Turns out when you enable puppet on a new install with the cert signed, you must still manually run the first run. Fixed.

Mentioned in SAL (#wikimedia-operations) [2018-12-13T08:50:19Z] <godog> stress-test ms-be10[44-50] - T209618

fgiunchedi moved this task from Backlog to Doing on the User-fgiunchedi board.Dec 13 2018, 9:37 AM
Dzahn added a subscriber: Dzahn.

<godog> stress-test ms-be10[44-50] - T209618

T211796 shows a new RAID failure on ms-be1045. looks like that happened as a result of the stress test.

edit: false alarm, the RAID check just triggered because it could not connect via NRPE temporarily

@fgiunchedi For racking this is the space I have
I can do at least 3 in A with out a problem,
I can only 2 in C and that would be the same rack (C2)
B can handle 3 or more and D can handle 2 or more with one racking having at least 2.

Ok!
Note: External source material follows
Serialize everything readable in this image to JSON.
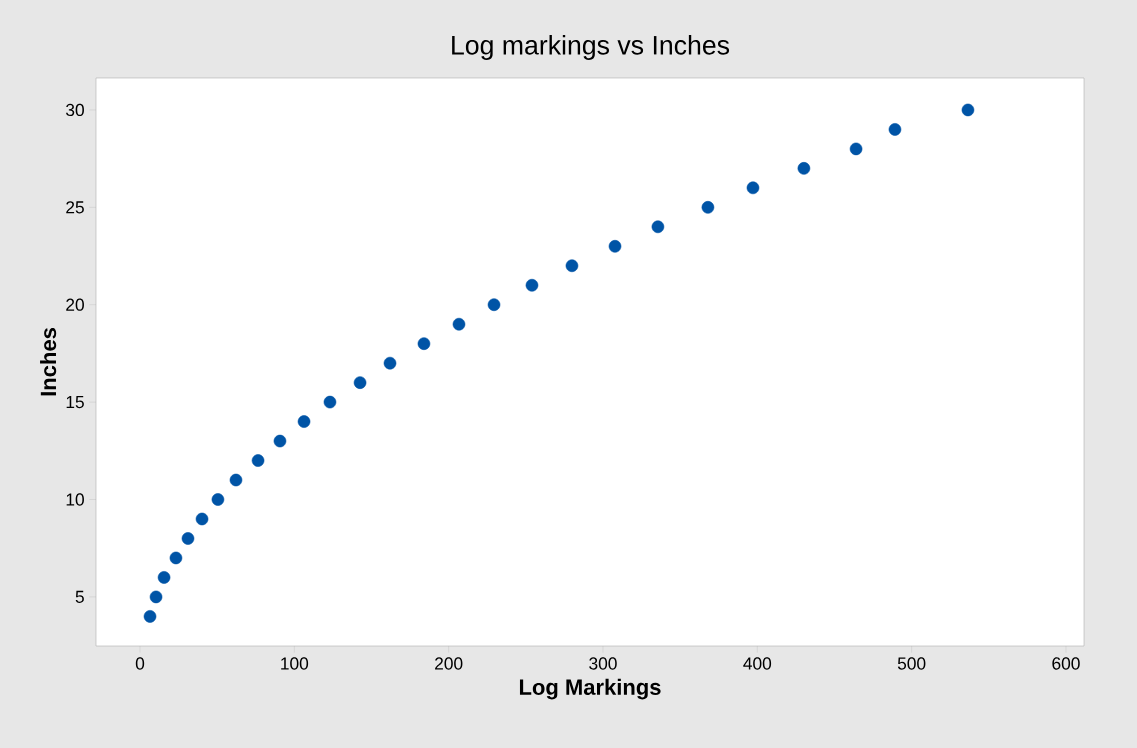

We can move one from C to B, resulting in this allocation all of 10G ports:
ms-be1044 eqiad row A
ms-be1045 eqiad row A
ms-be1046 eqiad row A
ms-be1047 eqiad row B
ms-be1048 eqiad row C
ms-be1049 eqiad row C
ms-be1050 eqiad row D

@Cmjohnson the ip addresses of the hosts as in production now don't seem to reflect this allocation:

ms-be1044.eqiad.wmnet has address 10.64.0.138
ms-be1045.eqiad.wmnet has address 10.64.0.139
ms-be1046.eqiad.wmnet has address 10.64.0.140
ms-be1047.eqiad.wmnet has address 10.64.16.28
ms-be1048.eqiad.wmnet has address 10.64.16.30
ms-be1049.eqiad.wmnet has address 10.64.32.74
ms-be1050.eqiad.wmnet has address 10.64.32.75

Namely 1048 is in row B but should be in C and 1050 is in C but should be in D.
I don't mind so much the order so moving 1048 from B to D would also work for me as long as the count-per-row stays the same.
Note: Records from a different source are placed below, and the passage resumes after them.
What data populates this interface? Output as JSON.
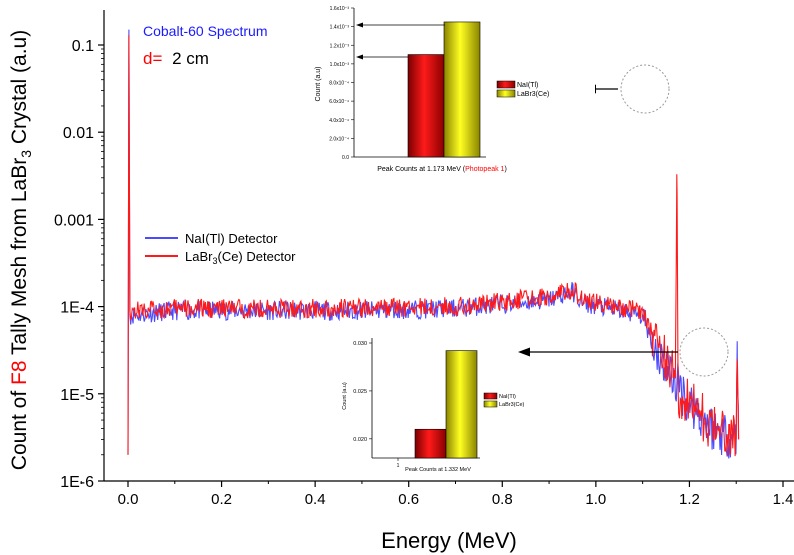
{
  "chart_data": [
    {
      "type": "line",
      "title": "Cobalt-60 Spectrum",
      "subtitle_prefix": "d=",
      "subtitle_value": "2 cm",
      "xlabel": "Energy (MeV)",
      "ylabel_prefix": "Count of ",
      "ylabel_highlight": "F8",
      "ylabel_middle": " Tally Mesh from LaBr",
      "ylabel_sub": "3",
      "ylabel_suffix": " Crystal (a.u)",
      "yscale": "log",
      "xlim": [
        -0.1,
        1.5
      ],
      "ylim": [
        1e-06,
        0.2
      ],
      "xticks": [
        0.0,
        0.2,
        0.4,
        0.6,
        0.8,
        1.0,
        1.2,
        1.4
      ],
      "xtick_labels": [
        "0.0",
        "0.2",
        "0.4",
        "0.6",
        "0.8",
        "1.0",
        "1.2",
        "1.4"
      ],
      "yticks": [
        1e-06,
        1e-05,
        0.0001,
        0.001,
        0.01,
        0.1
      ],
      "ytick_labels": [
        "1E-6",
        "1E-5",
        "1E-4",
        "0.001",
        "0.01",
        "0.1"
      ],
      "legend_placement": "center-left",
      "series": [
        {
          "name": "NaI(Tl) Detector",
          "color": "#4a4aff",
          "points": [
            [
              0.0,
              2e-06
            ],
            [
              0.002,
              0.15
            ],
            [
              0.004,
              8e-05
            ],
            [
              0.1,
              9e-05
            ],
            [
              0.3,
              9e-05
            ],
            [
              0.5,
              9e-05
            ],
            [
              0.7,
              9.5e-05
            ],
            [
              0.9,
              0.00012
            ],
            [
              0.95,
              0.00015
            ],
            [
              0.97,
              0.00011
            ],
            [
              1.05,
              9e-05
            ],
            [
              1.1,
              8e-05
            ],
            [
              1.12,
              4e-05
            ],
            [
              1.15,
              2e-05
            ],
            [
              1.2,
              8e-06
            ],
            [
              1.25,
              4e-06
            ],
            [
              1.3,
              3e-06
            ],
            [
              1.302,
              4e-05
            ],
            [
              1.305,
              3e-06
            ]
          ]
        },
        {
          "name": "LaBr3(Ce) Detector",
          "legend_label_main": "LaBr",
          "legend_label_sub": "3",
          "legend_label_suffix": "(Ce) Detector",
          "color": "#ff1a1a",
          "points": [
            [
              0.0,
              2e-06
            ],
            [
              0.002,
              0.13
            ],
            [
              0.004,
              9e-05
            ],
            [
              0.1,
              9.5e-05
            ],
            [
              0.3,
              9.5e-05
            ],
            [
              0.5,
              9.5e-05
            ],
            [
              0.7,
              0.0001
            ],
            [
              0.9,
              0.00013
            ],
            [
              0.95,
              0.00016
            ],
            [
              0.97,
              0.00012
            ],
            [
              1.05,
              0.0001
            ],
            [
              1.1,
              9e-05
            ],
            [
              1.12,
              5e-05
            ],
            [
              1.15,
              2.5e-05
            ],
            [
              1.17,
              1.5e-05
            ],
            [
              1.173,
              0.0033
            ],
            [
              1.176,
              1e-05
            ],
            [
              1.2,
              8e-06
            ],
            [
              1.25,
              4e-06
            ],
            [
              1.3,
              3e-06
            ],
            [
              1.302,
              2.5e-05
            ],
            [
              1.305,
              3e-06
            ]
          ]
        }
      ]
    },
    {
      "type": "bar",
      "title": "Peak Counts at 1.173 MeV (Photopeak 1)",
      "xlabel_main": "Peak Counts at 1.173 MeV (",
      "xlabel_highlight": "Photopeak 1",
      "xlabel_end": ")",
      "ylabel": "Count (a.u)",
      "ylim": [
        0.0,
        0.0016
      ],
      "ytick_labels": [
        "0.0",
        "2.0x10⁻⁴",
        "4.0x10⁻⁴",
        "6.0x10⁻⁴",
        "8.0x10⁻⁴",
        "1.0x10⁻³",
        "1.2x10⁻³",
        "1.4x10⁻³",
        "1.6x10⁻³"
      ],
      "yticks": [
        0.0,
        0.0002,
        0.0004,
        0.0006,
        0.0008,
        0.001,
        0.0012,
        0.0014,
        0.0016
      ],
      "legend_placement": "right",
      "series": [
        {
          "name": "NaI(Tl)",
          "value": 0.0011,
          "color": "#d41010"
        },
        {
          "name": "LaBr3(Ce)",
          "value": 0.00145,
          "color": "#e8e000"
        }
      ]
    },
    {
      "type": "bar",
      "title": "Peak Counts at 1.332 MeV",
      "xlabel": "Peak Counts at 1.332 MeV",
      "ylabel": "Count (a.u)",
      "ylim": [
        0.018,
        0.03
      ],
      "ytick_labels": [
        "0.020",
        "0.025",
        "0.030"
      ],
      "yticks": [
        0.02,
        0.025,
        0.03
      ],
      "xtick_label": "1",
      "legend_placement": "right",
      "series": [
        {
          "name": "NaI(Tl)",
          "value": 0.021,
          "color": "#d41010"
        },
        {
          "name": "LaBr3(Ce)",
          "value": 0.0292,
          "color": "#e8e000"
        }
      ]
    }
  ],
  "colors": {
    "title": "#1a1aff",
    "subtitle": "#ff0000",
    "highlight": "#ff0000",
    "axis": "#000000"
  }
}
RobH added a comment.EditedDec 17 2018, 4:59 PM

TL;DR / IRC Summary Update:

The new systems are not distributed as evenly across all 4 rows as needed for our existing horizontal redundancy.

@Cmjohnson is going to offline and move ms-be1048 from row B to row D. Once there, it can have its DNS changes (from row B to D internal IP) and reimaged.
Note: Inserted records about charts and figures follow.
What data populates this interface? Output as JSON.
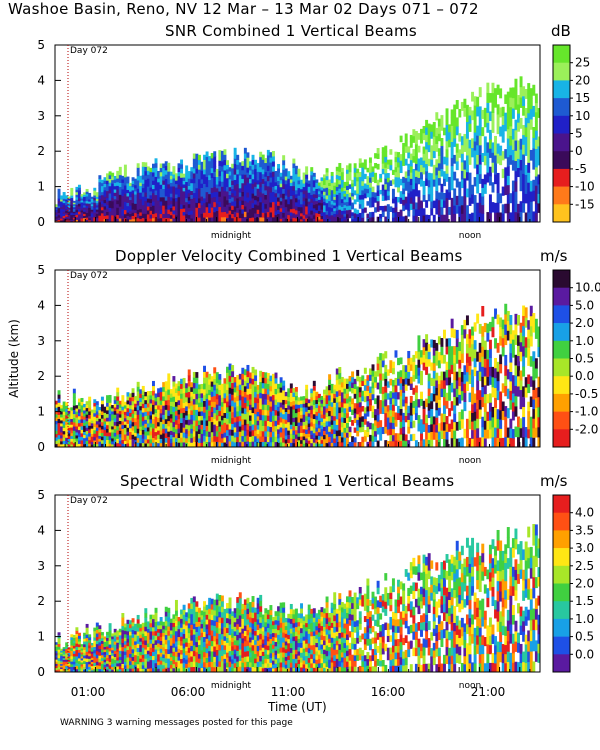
{
  "header": {
    "title": "Washoe Basin, Reno, NV  12 Mar – 13 Mar 02 Days 071 – 072"
  },
  "footer": {
    "warning": "WARNING  3 warning messages posted for this page"
  },
  "chart_data": [
    {
      "type": "heatmap",
      "title": "SNR Combined 1 Vertical Beams",
      "unit": "dB",
      "ylabel": "",
      "xlabel": "",
      "ylim": [
        0,
        5
      ],
      "yticks": [
        "0",
        "1",
        "2",
        "3",
        "4",
        "5"
      ],
      "day_marker": "Day 072",
      "time_markers": [
        "midnight",
        "noon"
      ],
      "colorbar": {
        "labels": [
          "-15",
          "-10",
          "-5",
          "0",
          "5",
          "10",
          "15",
          "20",
          "25"
        ],
        "colors": [
          "#66e62b",
          "#9bf05a",
          "#18b4e6",
          "#1e5ad2",
          "#2020c8",
          "#4a148c",
          "#3a0a5a",
          "#e61e1e",
          "#ff7a1a",
          "#ffc31e"
        ]
      },
      "signal_top_km": [
        0.8,
        1.0,
        1.4,
        1.6,
        1.7,
        1.9,
        1.7,
        1.2,
        1.5,
        2.0,
        2.8,
        3.5,
        3.8,
        3.9
      ]
    },
    {
      "type": "heatmap",
      "title": "Doppler Velocity Combined 1 Vertical Beams",
      "unit": "m/s",
      "ylabel": "Altitude (km)",
      "xlabel": "",
      "ylim": [
        0,
        5
      ],
      "yticks": [
        "0",
        "1",
        "2",
        "3",
        "4",
        "5"
      ],
      "day_marker": "Day 072",
      "time_markers": [
        "midnight",
        "noon"
      ],
      "colorbar": {
        "labels": [
          "10.0",
          "5.0",
          "2.0",
          "1.0",
          "0.5",
          "0.0",
          "-0.5",
          "-1.0",
          "-2.0"
        ],
        "colors": [
          "#2a0a30",
          "#5a1aa0",
          "#1e50e6",
          "#18a0e6",
          "#40d040",
          "#a8e628",
          "#ffe614",
          "#ffa000",
          "#ff5014",
          "#e61e1e"
        ]
      },
      "signal_top_km": [
        1.5,
        1.2,
        1.6,
        1.8,
        2.0,
        2.1,
        1.8,
        1.6,
        2.2,
        2.5,
        3.0,
        3.6,
        3.8,
        3.9
      ]
    },
    {
      "type": "heatmap",
      "title": "Spectral Width Combined 1 Vertical Beams",
      "unit": "m/s",
      "ylabel": "",
      "xlabel": "Time (UT)",
      "ylim": [
        0,
        5
      ],
      "yticks": [
        "0",
        "1",
        "2",
        "3",
        "4",
        "5"
      ],
      "xticks": [
        "01:00",
        "06:00",
        "11:00",
        "16:00",
        "21:00"
      ],
      "day_marker": "Day 072",
      "time_markers": [
        "midnight",
        "noon"
      ],
      "colorbar": {
        "labels": [
          "4.0",
          "3.5",
          "3.0",
          "2.5",
          "2.0",
          "1.5",
          "1.0",
          "0.5",
          "0.0"
        ],
        "colors": [
          "#e61e1e",
          "#ff5014",
          "#ffa000",
          "#ffe614",
          "#a8e628",
          "#40d040",
          "#28c8a0",
          "#18a0e6",
          "#1e50e6",
          "#5a1aa0"
        ]
      },
      "signal_top_km": [
        0.9,
        1.1,
        1.5,
        1.7,
        1.9,
        2.0,
        1.8,
        1.7,
        2.3,
        2.7,
        3.1,
        3.5,
        3.8,
        3.9
      ]
    }
  ]
}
@RobH the server has been moved to d2/u31.

  • update netbox
  • remove from asw2-b-eqiad
  • update asw2-d-eqiad

Change 480145 had a related patch set uploaded (by RobH; owner: RobH):
[operations/dns@master] updating ms-be1048 production dns

https://gerrit.wikimedia.org/r/480145

Change 480145 merged by RobH:
[operations/dns@master] updating ms-be1048 production dns

https://gerrit.wikimedia.org/r/480145

Script wmf-auto-reimage was launched by robh on cumin1001.eqiad.wmnet for hosts:

['ms-be1048.eqiad.wmnet']

The log can be found in /var/log/wmf-auto-reimage/201812171900_robh_202179.log.

RobH reassigned this task from Cmjohnson to fgiunchedi.Dec 17 2018, 8:26 PM

Filippo,

ms-be1048 has been relocated into row d & reimaged with its row d ip address. should be all set for you

Mentioned in SAL (#wikimedia-operations) [2018-12-18T09:38:03Z] <godog> swift eqiad-prod: initial weights for ms-be10[44-50].eqiad.wmnet - T209618

Change 480446 had a related patch set uploaded (by Filippo Giunchedi; owner: Filippo Giunchedi):
[operations/puppet@production] hieradata: add ms-be10[44-50].eqiad.wmnet

https://gerrit.wikimedia.org/r/480446

Change 480446 merged by Filippo Giunchedi:
[operations/puppet@production] hieradata: add ms-be10[44-50].eqiad.wmnet

https://gerrit.wikimedia.org/r/480446

RobH removed a subscriber: RobH.

Mentioned in SAL (#wikimedia-operations) [2018-12-19T08:16:20Z] <godog> swift eqiad-prod: more weight for ms-be10[44-50].eqiad.wmnet - T209618

Mentioned in SAL (#wikimedia-operations) [2018-12-26T09:13:40Z] <godog> swift eqiad-prod: more weight for ms-be10[44-50].eqiad.wmnet - T209618

Mentioned in SAL (#wikimedia-operations) [2019-01-02T09:06:03Z] <godog> eqiad-prod: final weight for ms-be10[44-50].eqiad.wmnet - T209618

@Cmjohnson @fgiunchedi
There are 2 new Icinga alerts saying that on ms-be1044 and ms-be1045 the power supplies are not redundant anymore:

Indeed! That's T212861: Rack A2's hosts alarm for PSU broken

fgiunchedi closed this task as Resolved.Jan 8 2019, 2:09 PM

All new hosts in service, resolving.